Dr. Maria Gorlatova and Dr. Aya Wallwater received the IEEE Communications Society Young Author Best Paper Award for the following paper:
M. Gorlatova, A. Wallwater, and G. Zussman, “Networking Low-Power Energy Harvesting Devices: Measurements and Algorithms“, IEEE Transactions on Mobile Computing, Vol. 13, No. 9, pp. 1853-1865, Sept. 2013.
This award recognizes “Author(s) of an original paper in a subject related to the Society’s technical scope and appearing in one of the Society’s solely owned or jointly owned transactions or journals in the previous 3 calendar years and who, upon the date of submission of the paper, is(are) less than 30 years of age.” The award ceremony will take place at IEEE GLOBECOM’16 (Dec. 2016).
Maria Gorlatova received the Ph.D. in Electrical Engineering in May 2013 under the supervision of Prof. Gil Zussman. This award is her second one from the IEEE Communications Society. During her studies at Columbia, Maria received the 2011 IEEE Communications Society Award for Advances in Communications, the Columbia Presidential Fellowship, the Canadian Graduate Scholar (CGS) NSERC Fellowship, the Google Anita Borg Fellowship, the Columbia Electrical Engineering Department Jury Award, and the ACM SenSys’11 Best Student Demo Award. Aya Wallwater was a visiting student in the Electrical Engineering Dept. WiMNet Lab in 2009-2010 and later received her Ph.D. from the Columbia IEOR department.
The research described in the paper was conducted as part of the EnHANTs project and was motivated by advances in ultra-low-power communications and energy harvesting techniques. These advances will soon enable the operation of energy harvesting wireless nodes (e.g., powered by energy harvested from indoor light) that can serve as one of the building blocks for the Internet of Things. Although a lot of data is available regarding outdoor solar and wind energy, at the time of the paper publication, there was almost no information about the availability and characteristics of energy whose source is indoor ambient light.

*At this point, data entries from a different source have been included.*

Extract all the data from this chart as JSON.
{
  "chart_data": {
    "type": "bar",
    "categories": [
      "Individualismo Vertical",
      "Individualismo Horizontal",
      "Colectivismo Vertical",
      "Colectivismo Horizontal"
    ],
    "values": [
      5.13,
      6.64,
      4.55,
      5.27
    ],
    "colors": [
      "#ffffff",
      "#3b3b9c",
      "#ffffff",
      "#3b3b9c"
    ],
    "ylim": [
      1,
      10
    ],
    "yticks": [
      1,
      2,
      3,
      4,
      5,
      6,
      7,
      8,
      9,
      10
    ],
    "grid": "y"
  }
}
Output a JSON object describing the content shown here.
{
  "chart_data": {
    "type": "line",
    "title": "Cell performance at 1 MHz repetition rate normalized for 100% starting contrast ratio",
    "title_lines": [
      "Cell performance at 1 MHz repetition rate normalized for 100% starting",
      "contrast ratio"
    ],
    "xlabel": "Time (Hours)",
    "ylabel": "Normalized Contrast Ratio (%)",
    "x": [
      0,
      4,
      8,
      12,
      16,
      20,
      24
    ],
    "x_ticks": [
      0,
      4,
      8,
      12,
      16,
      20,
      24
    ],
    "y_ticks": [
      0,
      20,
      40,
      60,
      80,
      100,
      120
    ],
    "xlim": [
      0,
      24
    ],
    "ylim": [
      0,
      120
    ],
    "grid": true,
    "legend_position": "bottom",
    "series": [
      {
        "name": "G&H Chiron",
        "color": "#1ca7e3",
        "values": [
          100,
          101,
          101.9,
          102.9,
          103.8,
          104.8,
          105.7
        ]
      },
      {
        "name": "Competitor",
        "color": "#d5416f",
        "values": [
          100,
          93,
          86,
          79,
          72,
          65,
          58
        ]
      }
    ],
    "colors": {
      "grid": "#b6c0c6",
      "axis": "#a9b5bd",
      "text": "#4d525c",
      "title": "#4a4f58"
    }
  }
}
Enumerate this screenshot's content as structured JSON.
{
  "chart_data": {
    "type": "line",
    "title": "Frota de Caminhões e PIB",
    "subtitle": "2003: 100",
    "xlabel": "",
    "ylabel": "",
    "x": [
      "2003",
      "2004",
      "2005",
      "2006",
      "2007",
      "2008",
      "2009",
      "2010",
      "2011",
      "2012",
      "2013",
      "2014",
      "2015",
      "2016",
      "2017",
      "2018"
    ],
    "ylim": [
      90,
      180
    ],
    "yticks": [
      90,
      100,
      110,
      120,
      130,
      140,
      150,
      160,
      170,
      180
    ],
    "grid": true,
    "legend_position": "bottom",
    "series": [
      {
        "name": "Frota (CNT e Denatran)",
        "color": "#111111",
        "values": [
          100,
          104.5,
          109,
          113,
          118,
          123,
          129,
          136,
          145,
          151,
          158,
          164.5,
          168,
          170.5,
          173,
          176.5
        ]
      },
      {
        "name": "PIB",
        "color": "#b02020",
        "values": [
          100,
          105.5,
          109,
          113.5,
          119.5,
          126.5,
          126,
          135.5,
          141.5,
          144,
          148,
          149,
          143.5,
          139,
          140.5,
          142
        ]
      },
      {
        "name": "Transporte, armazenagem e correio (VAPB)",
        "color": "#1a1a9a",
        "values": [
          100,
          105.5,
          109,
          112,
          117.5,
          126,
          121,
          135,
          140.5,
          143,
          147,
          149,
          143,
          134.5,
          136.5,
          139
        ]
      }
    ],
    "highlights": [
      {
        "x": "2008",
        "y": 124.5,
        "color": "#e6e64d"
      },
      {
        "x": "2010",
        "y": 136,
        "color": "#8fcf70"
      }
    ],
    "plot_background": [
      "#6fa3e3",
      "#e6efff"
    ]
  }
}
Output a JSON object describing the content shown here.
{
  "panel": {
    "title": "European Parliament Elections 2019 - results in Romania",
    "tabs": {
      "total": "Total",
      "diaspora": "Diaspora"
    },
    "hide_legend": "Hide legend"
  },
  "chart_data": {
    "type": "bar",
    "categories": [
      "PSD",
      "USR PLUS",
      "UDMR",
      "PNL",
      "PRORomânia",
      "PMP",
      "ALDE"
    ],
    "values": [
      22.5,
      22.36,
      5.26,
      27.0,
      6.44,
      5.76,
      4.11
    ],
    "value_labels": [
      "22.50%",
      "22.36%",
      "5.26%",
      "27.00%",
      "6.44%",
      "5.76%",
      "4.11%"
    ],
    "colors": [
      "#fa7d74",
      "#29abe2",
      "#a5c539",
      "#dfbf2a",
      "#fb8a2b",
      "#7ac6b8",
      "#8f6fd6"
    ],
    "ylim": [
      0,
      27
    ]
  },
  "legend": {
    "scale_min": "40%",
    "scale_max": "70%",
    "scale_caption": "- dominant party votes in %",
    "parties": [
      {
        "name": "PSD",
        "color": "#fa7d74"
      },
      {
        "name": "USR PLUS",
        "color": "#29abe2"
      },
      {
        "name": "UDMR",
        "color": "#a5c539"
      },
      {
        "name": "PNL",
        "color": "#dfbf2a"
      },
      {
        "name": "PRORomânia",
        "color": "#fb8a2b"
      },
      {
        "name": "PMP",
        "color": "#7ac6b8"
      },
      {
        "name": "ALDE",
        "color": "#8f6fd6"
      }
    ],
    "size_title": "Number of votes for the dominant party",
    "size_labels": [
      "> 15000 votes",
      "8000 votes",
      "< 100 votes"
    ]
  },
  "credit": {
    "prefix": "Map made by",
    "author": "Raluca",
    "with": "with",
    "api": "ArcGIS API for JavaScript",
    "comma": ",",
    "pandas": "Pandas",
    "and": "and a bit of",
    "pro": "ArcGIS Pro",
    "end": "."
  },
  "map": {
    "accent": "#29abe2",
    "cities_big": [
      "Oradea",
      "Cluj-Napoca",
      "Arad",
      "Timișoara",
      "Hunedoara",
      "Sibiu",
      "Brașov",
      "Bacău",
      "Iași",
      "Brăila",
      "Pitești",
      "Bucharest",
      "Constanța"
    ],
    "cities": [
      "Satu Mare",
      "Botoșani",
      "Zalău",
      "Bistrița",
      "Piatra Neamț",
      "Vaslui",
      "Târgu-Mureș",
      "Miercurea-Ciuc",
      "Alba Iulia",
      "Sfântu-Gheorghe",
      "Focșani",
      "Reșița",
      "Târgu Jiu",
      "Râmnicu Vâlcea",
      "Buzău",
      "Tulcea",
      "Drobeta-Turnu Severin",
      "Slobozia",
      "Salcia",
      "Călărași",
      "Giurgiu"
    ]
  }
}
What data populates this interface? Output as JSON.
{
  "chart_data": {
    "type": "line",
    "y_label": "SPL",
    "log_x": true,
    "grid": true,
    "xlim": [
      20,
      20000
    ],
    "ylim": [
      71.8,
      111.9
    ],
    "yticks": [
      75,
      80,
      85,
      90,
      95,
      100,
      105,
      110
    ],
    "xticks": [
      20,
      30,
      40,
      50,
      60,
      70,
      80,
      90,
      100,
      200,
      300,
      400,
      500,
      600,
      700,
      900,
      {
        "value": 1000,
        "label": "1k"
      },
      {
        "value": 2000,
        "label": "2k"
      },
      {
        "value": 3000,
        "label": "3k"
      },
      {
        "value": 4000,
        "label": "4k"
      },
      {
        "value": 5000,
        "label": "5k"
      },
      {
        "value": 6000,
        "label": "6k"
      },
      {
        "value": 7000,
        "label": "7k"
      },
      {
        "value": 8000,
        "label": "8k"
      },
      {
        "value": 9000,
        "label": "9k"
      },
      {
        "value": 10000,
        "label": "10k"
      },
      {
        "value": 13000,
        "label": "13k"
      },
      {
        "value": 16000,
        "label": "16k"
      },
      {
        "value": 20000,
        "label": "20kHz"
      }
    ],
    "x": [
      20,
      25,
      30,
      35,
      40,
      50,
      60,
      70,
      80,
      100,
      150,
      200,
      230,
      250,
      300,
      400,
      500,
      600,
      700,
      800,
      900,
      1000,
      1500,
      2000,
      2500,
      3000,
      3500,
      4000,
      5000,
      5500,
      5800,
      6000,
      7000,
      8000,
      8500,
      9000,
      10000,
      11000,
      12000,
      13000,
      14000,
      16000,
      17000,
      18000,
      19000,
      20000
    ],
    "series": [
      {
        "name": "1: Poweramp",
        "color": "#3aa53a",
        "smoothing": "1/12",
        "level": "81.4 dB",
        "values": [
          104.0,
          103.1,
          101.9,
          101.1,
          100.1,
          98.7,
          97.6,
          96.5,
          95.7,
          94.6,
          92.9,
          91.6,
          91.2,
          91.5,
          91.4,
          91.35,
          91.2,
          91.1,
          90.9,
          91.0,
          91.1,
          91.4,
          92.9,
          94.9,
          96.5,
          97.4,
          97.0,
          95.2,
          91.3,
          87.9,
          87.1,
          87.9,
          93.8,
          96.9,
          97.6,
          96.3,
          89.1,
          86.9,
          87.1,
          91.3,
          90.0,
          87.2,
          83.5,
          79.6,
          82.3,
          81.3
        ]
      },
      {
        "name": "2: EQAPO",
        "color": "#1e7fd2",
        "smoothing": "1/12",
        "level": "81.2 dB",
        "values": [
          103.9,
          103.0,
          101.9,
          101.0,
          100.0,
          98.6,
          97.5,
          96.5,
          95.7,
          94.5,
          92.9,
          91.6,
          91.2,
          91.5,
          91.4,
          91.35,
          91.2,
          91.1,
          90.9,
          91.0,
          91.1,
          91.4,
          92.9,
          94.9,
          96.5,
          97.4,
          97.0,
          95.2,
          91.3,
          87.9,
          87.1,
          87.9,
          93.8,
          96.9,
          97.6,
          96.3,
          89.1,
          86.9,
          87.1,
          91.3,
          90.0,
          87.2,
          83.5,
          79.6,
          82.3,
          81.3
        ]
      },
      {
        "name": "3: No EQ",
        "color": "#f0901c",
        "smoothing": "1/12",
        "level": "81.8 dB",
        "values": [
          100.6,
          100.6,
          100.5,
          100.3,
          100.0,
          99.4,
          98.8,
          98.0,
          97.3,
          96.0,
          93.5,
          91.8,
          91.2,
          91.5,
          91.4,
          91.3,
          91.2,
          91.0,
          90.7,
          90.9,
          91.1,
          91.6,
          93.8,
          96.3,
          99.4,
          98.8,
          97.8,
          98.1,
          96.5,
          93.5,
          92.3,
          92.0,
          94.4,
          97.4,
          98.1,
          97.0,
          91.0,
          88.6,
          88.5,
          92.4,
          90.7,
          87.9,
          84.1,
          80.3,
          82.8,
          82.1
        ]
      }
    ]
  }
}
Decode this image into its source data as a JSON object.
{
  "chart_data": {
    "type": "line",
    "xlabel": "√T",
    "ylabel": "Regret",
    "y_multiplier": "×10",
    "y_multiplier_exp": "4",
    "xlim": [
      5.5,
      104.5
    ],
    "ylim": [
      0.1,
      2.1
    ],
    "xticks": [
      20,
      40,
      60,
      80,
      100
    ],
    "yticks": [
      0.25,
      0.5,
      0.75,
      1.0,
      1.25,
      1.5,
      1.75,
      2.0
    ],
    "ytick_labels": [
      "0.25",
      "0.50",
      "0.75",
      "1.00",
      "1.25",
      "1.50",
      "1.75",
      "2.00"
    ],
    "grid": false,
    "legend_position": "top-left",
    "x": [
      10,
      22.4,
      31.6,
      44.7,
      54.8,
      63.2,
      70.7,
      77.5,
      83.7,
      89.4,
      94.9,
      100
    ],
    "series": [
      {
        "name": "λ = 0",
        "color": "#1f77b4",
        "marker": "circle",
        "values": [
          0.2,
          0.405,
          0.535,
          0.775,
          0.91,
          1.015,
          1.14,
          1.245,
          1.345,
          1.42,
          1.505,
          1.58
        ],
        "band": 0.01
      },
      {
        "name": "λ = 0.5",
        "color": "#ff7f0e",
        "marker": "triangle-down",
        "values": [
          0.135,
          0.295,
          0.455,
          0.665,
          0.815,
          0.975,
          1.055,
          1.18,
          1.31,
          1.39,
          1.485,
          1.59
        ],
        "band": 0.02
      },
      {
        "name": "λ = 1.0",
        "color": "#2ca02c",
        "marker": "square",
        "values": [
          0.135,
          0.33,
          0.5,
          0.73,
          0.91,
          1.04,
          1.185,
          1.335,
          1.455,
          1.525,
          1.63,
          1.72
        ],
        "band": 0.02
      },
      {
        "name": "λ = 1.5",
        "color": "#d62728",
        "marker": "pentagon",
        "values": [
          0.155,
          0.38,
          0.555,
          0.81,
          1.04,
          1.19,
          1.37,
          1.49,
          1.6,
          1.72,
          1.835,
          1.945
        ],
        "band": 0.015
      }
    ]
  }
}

Therefore, the paper summarized the results of a first-of-its-kind measurement campaign of indoor light energy harvesting levels and provided a through analysis of the results. Specifically, the paper presents the results of a 16-months-long light measurement study and provides key insights into algorithm and system design (e.g., determining the sizes of a node’s energy harvester and battery). In addition, it introduces the design considerations of energy-harvesting-aware algorithms. In that area, it was the first to introduce the notion of time fairness to support the operation in a dynamic harvesting environment, and was the first to incorporate the nonlinearity of capacitor-based energy harvesting nodes into such algorithms.